Google recently published data showing that the character encoding used on the Web is dramatically shifting towards the Unicode standard. It also discussed its strategy of up-leveling data it finds in dozens of competing character encodings into the Unicode standard, then processing everything in Unicode. This is a great example of the philosophy:
- Use tools that make the job easy.
When you narrow the field to data formats and structures, you can make the rule a bit more specific:
- Use data formats that are easy to process.
- Convert to and from those formats, if and as necessary.
And for good measure, you could throw in a kicker:
- The ideal formats are rich, flexible, standardized, open, widely supported, and efficient.
In the olden times, this advice would be laughed at. System resources were scarce and expensive, so everyone did everything possible to minimize the hardware resources used. Architects and programmers felt an pressing obligation to optimize, optimize, and optimize some more.
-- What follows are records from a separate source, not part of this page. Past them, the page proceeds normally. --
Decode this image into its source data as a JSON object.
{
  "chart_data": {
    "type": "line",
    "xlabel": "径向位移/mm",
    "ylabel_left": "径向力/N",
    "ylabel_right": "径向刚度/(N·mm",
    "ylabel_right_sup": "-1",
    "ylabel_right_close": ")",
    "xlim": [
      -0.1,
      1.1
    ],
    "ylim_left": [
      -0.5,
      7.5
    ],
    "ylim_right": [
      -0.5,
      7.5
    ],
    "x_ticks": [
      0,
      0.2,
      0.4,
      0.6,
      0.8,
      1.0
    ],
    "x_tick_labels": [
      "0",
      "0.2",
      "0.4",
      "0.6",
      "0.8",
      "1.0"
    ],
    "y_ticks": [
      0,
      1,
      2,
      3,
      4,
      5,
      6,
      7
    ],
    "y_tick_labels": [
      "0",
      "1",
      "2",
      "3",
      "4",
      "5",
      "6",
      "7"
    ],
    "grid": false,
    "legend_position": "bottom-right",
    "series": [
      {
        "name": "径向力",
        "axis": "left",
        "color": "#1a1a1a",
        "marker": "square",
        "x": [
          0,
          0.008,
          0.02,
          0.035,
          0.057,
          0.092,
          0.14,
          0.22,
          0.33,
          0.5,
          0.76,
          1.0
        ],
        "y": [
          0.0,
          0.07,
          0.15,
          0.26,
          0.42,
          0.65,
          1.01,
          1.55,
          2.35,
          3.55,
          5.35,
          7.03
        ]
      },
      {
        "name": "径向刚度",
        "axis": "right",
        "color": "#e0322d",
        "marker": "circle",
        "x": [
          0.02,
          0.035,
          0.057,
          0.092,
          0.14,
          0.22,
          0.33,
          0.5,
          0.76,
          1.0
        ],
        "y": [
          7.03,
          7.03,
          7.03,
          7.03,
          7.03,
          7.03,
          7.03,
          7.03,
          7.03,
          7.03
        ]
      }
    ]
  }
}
But today constraints are entirely different. We have billions of CPU cycles, gigabytes of memory, and terabytes of disk storage at our command. What we don't have, usually, is time. We need to get applications and services up and running fast. Time to market and time to business value are now key metrics; how much CPU time is required--unless it's truly exceptional--who really cares?!
And even though there are vastly more IT workers than there were a few decades back, the scale of global computing and communications enabled by IT has grown so much faster that we don't have nearly enough people. We have to scale IT operations much more effectively than in years past. That means we need to build applications much more quickly--and to update them over time much faster, at much lower cost.
This is where flexible, high-level, standardized, easy-to-process data formats come into play. Sure, many programming languages, programs, libraries, APIs, database engines, and such have had to be updated over the years to support the Unicode standard--and that wasn't always smooth sailing. But mostly they now have been, so essentially every human language and character encoding you might find can be accommodated by mapping it into Unicode. If you process in Unicode, you only have to do things once--not dozens of times. One toolset. One skillset. One codebase. Yes!
This kind of leverage is available not just in Unicode, but a variety of high-level formats that have become popular over the last decade: XML (and numerous domain-specific XML-based languages), XHTML, YAML, and ODF, to name just a few. The ZIP format is now widely used, superseding dozens of historical archive formats. While the situation in multimedia formats remains complex, a handful of standards such as JPEG, PNG, and SVG have gradually edged out scores of much narrower antecedents. Even virtual machine (VMs) can be seen in this light; software that was once bound to specific hardware, embedded in a VM, can be studied, updated, stored, or run in a variety of places, independent of the hardware.
None of these is up-leveled formats is perfect or universal, but compared to the ugly alternative of managing lower-level, narrower, piecemeal alternatives--and possibly, dozens of them--we can only give thanks.
Because we have ever less time to build apps and services, and because the human resources needed to get the job done are now the gating factor (not system resources), there aren't too many good counter-arguments to the idea of up-leveling our data and tasks, then using the most powerful tools we can find. Google's Unicode data shows that when the higher-level formats become the the standard, you no longer even need to translate so much. Leverage--it's a beautiful thing.